September 23, 2007

Looking Forward


23 September 2007. It’s just two days from now and Yam celebrates the first year anniversary of her bone marrow transplant. Sounds remarkably good? It is.

Two days ago, she was discharged from a five-day hospitalization at the Asian Hospital in Muntinlupa after 13 days at the San Pedro Hospital, Davao City. She had intermittent fever and persistently low blood counts. Relapse was ruled out while still at San Pedro. Infection with the dreaded cytomegalovirus was ruled out on her third day at Asian. She still has low blood counts which she needs to recover from before going back to school, perhaps in a week.

Setbacks are not uncommon to patients like her. After transplant, she bounced back fast. She engrafted two days earlier than usual, was discharged a week earlier than most, and was cleared to travel back to Davao three weeks earlier than the 100 day mark. It was generally smooth sailing from here with few setbacks. These included the need to administer valganciclovir to control cytomegalovirus two days after her initial discharge last October, an involuntary muscle contraction due to ion imbalance last February, hives in July, a bacterial infection in August, and this period.

Looking forward to the first year anniversary, was it really worth all the risk?
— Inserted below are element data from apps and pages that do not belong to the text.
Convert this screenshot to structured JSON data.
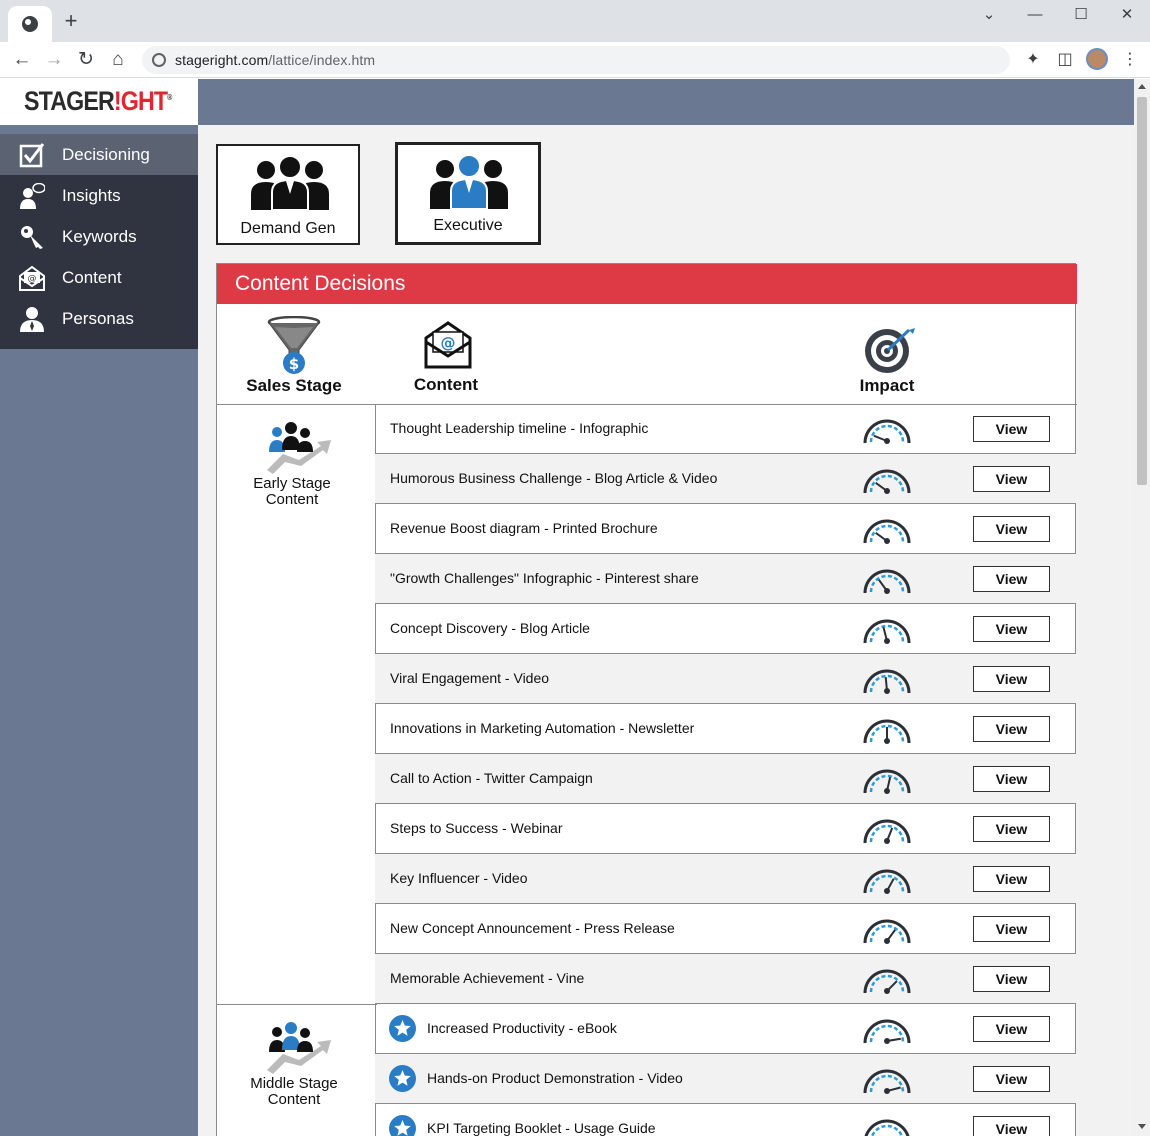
{
  "browser": {
    "url_host": "stageright.com",
    "url_path": "/lattice/index.htm"
  },
  "brand": {
    "logo_part1": "STAGER",
    "logo_part2": "!GHT",
    "logo_mark": "®"
  },
  "sidebar": {
    "items": [
      {
        "label": "Decisioning",
        "icon": "checkbox-icon",
        "active": true
      },
      {
        "label": "Insights",
        "icon": "speech-person-icon",
        "active": false
      },
      {
        "label": "Keywords",
        "icon": "key-icon",
        "active": false
      },
      {
        "label": "Content",
        "icon": "envelope-at-icon",
        "active": false
      },
      {
        "label": "Personas",
        "icon": "person-icon",
        "active": false
      }
    ]
  },
  "personas": [
    {
      "label": "Demand Gen",
      "selected": false
    },
    {
      "label": "Executive",
      "selected": true
    }
  ],
  "panel": {
    "title": "Content Decisions",
    "col_sales_stage": "Sales Stage",
    "col_content": "Content",
    "col_impact": "Impact",
    "view_label": "View"
  },
  "stages": [
    {
      "line1": "Early Stage",
      "line2": "Content"
    },
    {
      "line1": "Middle Stage",
      "line2": "Content"
    }
  ],
  "colors": {
    "accent_red": "#de3a45",
    "sidebar": "#6b7891",
    "menu_dark": "#2f3440",
    "gauge_blue": "#2a9bd8"
  },
  "rows": [
    {
      "text": "Thought Leadership timeline - Infographic",
      "impact": 0.12,
      "starred": false
    },
    {
      "text": "Humorous Business Challenge - Blog Article & Video",
      "impact": 0.2,
      "starred": false
    },
    {
      "text": "Revenue Boost diagram - Printed Brochure",
      "impact": 0.2,
      "starred": false
    },
    {
      "text": "\"Growth Challenges\" Infographic - Pinterest share",
      "impact": 0.3,
      "starred": false
    },
    {
      "text": "Concept Discovery - Blog Article",
      "impact": 0.42,
      "starred": false
    },
    {
      "text": "Viral Engagement - Video",
      "impact": 0.47,
      "starred": false
    },
    {
      "text": "Innovations in Marketing Automation - Newsletter",
      "impact": 0.5,
      "starred": false
    },
    {
      "text": "Call to Action - Twitter Campaign",
      "impact": 0.57,
      "starred": false
    },
    {
      "text": "Steps to Success - Webinar",
      "impact": 0.62,
      "starred": false
    },
    {
      "text": "Key Influencer - Video",
      "impact": 0.66,
      "starred": false
    },
    {
      "text": "New Concept Announcement - Press Release",
      "impact": 0.7,
      "starred": false
    },
    {
      "text": "Memorable Achievement - Vine",
      "impact": 0.75,
      "starred": false
    },
    {
      "text": "Increased Productivity - eBook",
      "impact": 0.95,
      "starred": true
    },
    {
      "text": "Hands-on Product Demonstration - Video",
      "impact": 0.92,
      "starred": true
    },
    {
      "text": "KPI Targeting Booklet - Usage Guide",
      "impact": 0.9,
      "starred": true
    }
  ]
}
We considered two views. First, that of medical science:

"The hope with a transplant is to cure the underlying disease," says Christopher Bredeson, M.D., M.S., assistant professor of medicine at the Medical College of Wisconsin. "Chemotherapy, on the other hand, is not a cure..." Relapse rate in chemotherapy patients is very high, while in the transplant patients it is much lower. That would seem to make a transplant the treatment of choice -- no question. But there is another factor to consider: there is up-front mortality with BMT. Between 20 percent and 40 percent of patients die of complications directly related to bone marrow transplant. One of these is Graft-vs-Host Disease (GVHD) which occurs when the cells from donor bone marrow attack the host cells it considers foreign.
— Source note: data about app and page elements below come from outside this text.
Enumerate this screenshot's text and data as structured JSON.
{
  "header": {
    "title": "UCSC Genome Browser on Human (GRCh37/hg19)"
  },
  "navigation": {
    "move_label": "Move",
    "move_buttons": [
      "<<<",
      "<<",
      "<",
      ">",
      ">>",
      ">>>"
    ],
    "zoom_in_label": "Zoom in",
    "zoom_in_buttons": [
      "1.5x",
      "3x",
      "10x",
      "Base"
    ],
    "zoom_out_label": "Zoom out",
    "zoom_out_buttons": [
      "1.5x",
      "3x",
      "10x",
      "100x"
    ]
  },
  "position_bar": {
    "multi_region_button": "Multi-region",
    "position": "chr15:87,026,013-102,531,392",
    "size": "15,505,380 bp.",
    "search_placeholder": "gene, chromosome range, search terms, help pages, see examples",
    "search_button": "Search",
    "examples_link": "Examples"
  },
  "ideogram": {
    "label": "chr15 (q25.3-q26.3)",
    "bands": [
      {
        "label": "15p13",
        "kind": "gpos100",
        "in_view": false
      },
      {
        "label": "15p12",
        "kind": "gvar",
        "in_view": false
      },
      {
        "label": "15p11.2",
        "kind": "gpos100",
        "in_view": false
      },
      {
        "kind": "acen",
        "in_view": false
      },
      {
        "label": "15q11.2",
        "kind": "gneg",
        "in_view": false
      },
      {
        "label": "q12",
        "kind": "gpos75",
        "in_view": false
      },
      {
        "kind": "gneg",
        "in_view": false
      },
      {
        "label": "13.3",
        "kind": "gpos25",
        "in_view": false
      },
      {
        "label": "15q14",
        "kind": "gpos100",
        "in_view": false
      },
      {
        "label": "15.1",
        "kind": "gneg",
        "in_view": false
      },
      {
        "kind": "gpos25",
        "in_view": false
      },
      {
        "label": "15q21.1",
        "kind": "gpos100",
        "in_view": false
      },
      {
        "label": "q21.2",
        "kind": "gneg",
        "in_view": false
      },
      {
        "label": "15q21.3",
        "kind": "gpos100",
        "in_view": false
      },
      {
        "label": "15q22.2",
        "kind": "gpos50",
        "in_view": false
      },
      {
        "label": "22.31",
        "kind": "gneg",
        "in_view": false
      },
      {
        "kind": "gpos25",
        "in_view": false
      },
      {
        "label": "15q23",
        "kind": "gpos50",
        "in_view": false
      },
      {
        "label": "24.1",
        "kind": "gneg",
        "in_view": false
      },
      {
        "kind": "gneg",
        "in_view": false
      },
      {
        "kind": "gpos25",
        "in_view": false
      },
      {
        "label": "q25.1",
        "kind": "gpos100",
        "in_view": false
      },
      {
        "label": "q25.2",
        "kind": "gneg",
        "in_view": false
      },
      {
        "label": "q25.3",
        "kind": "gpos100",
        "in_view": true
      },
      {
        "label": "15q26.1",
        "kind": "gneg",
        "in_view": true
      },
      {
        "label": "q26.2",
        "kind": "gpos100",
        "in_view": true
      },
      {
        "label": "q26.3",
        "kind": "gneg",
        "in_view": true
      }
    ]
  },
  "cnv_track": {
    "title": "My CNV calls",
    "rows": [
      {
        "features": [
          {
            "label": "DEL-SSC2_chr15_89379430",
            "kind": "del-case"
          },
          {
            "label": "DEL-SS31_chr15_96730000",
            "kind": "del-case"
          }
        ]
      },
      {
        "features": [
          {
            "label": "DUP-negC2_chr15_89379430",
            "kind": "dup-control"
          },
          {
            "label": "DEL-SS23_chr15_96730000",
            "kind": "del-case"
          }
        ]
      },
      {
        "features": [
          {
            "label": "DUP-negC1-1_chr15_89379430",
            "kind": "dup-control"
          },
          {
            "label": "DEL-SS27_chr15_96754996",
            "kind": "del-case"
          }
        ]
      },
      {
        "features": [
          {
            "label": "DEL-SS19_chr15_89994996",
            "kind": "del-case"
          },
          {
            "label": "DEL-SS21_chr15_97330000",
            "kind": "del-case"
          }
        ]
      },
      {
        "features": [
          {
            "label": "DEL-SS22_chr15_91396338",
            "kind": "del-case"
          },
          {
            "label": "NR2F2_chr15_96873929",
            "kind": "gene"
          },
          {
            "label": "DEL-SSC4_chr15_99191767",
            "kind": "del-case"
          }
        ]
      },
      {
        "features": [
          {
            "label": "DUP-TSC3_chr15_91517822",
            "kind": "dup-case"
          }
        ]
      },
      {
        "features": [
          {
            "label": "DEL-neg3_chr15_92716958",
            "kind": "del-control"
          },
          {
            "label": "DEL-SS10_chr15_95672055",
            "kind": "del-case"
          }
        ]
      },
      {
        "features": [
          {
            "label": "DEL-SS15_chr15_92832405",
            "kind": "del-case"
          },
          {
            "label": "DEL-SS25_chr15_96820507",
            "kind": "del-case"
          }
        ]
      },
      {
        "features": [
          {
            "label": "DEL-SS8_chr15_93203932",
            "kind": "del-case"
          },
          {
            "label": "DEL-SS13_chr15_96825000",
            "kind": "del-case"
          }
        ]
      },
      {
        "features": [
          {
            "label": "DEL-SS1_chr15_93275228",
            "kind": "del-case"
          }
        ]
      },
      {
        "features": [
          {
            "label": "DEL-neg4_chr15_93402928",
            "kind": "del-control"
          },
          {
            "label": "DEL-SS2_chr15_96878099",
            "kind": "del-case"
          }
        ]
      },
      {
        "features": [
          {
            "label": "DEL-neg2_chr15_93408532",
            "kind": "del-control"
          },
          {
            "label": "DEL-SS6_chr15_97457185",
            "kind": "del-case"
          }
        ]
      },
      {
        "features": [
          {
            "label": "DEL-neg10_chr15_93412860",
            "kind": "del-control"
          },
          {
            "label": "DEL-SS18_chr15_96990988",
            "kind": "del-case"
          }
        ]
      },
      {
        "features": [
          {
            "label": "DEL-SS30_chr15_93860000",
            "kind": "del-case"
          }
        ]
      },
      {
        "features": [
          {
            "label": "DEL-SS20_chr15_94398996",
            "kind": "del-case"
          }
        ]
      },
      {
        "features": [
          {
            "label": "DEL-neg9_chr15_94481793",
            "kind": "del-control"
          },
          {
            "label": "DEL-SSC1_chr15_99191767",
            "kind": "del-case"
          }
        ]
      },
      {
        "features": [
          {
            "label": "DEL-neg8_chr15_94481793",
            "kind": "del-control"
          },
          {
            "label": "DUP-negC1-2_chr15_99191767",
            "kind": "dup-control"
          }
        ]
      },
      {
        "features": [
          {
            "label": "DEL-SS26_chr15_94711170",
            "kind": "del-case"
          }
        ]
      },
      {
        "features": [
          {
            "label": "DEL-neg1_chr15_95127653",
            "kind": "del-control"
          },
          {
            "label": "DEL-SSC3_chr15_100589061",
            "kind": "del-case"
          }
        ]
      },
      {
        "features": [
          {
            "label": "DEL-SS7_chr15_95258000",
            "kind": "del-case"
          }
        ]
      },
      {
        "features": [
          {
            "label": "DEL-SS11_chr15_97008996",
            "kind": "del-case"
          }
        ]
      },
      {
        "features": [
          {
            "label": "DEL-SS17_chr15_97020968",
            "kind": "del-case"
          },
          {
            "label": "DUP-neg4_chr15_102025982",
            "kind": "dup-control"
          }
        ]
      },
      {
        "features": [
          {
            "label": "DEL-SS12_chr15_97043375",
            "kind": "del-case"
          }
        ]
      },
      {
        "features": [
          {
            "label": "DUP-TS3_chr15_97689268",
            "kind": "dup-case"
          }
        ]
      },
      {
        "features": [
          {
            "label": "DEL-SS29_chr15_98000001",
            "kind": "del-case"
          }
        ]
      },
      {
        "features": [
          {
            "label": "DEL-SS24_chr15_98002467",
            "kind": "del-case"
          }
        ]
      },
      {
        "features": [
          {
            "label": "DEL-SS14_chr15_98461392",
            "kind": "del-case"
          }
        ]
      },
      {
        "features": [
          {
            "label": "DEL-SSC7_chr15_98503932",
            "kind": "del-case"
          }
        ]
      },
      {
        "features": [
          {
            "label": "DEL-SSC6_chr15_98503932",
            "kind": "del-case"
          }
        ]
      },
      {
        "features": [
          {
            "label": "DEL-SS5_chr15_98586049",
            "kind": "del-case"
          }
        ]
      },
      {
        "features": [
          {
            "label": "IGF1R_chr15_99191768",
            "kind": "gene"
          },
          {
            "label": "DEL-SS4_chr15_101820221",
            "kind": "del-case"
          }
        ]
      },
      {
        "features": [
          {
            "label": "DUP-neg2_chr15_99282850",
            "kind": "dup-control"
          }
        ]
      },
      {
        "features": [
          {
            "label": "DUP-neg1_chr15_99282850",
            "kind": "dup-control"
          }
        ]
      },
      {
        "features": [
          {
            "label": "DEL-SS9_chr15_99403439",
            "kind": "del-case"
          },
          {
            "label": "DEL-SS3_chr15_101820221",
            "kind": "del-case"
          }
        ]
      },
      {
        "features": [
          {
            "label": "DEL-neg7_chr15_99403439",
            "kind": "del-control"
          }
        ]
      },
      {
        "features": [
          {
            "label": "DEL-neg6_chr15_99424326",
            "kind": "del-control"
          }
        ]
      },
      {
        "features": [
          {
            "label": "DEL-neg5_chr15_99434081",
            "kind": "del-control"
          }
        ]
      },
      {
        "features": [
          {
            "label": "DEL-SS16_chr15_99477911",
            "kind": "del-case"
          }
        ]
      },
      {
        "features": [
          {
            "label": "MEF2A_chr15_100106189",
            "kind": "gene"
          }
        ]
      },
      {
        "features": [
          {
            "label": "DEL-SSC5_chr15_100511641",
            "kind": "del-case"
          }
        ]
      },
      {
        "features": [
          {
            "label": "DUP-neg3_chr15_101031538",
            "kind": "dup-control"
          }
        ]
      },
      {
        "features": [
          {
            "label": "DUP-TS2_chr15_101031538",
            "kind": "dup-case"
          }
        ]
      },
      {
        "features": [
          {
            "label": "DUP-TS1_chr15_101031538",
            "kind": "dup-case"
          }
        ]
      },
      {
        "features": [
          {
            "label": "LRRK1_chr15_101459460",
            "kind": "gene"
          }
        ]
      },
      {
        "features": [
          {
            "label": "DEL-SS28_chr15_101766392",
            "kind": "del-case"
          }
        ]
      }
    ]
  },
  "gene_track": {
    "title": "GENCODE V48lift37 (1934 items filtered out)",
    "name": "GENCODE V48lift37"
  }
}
"It's a balancing act," Dr. Bredeson says. "In a young patient, a transplant may be worth the risk for long life. In an older patient who says 'I just want to see my grandson get married in the fall,' it may not be."

Our view when we were in the maelstrom of decision-making was perhaps typical of parents. We just wanted to do everything and anything for our daughter. We didn’t leave things to chance, we didn’t relish the thoughts of, “what if…”, “why didn’t we…”. We confronted the situation like it was war, and we were determined to win. Or if we were to lose, then we lose with our boots on.

Now, more than a year after deciding on the transplant, we feel secured of our decision. The setbacks, preventive measures, periodic check up and treatment our daughter needed to go through after the transplant are but integral consequences of that decision.

Today, we are looking forward to relish our daughter’s long, meaningful life, and to better appreciate the "why" of all these things. These, to us and the countless good Samaritans who helped us, is the heart of the matter.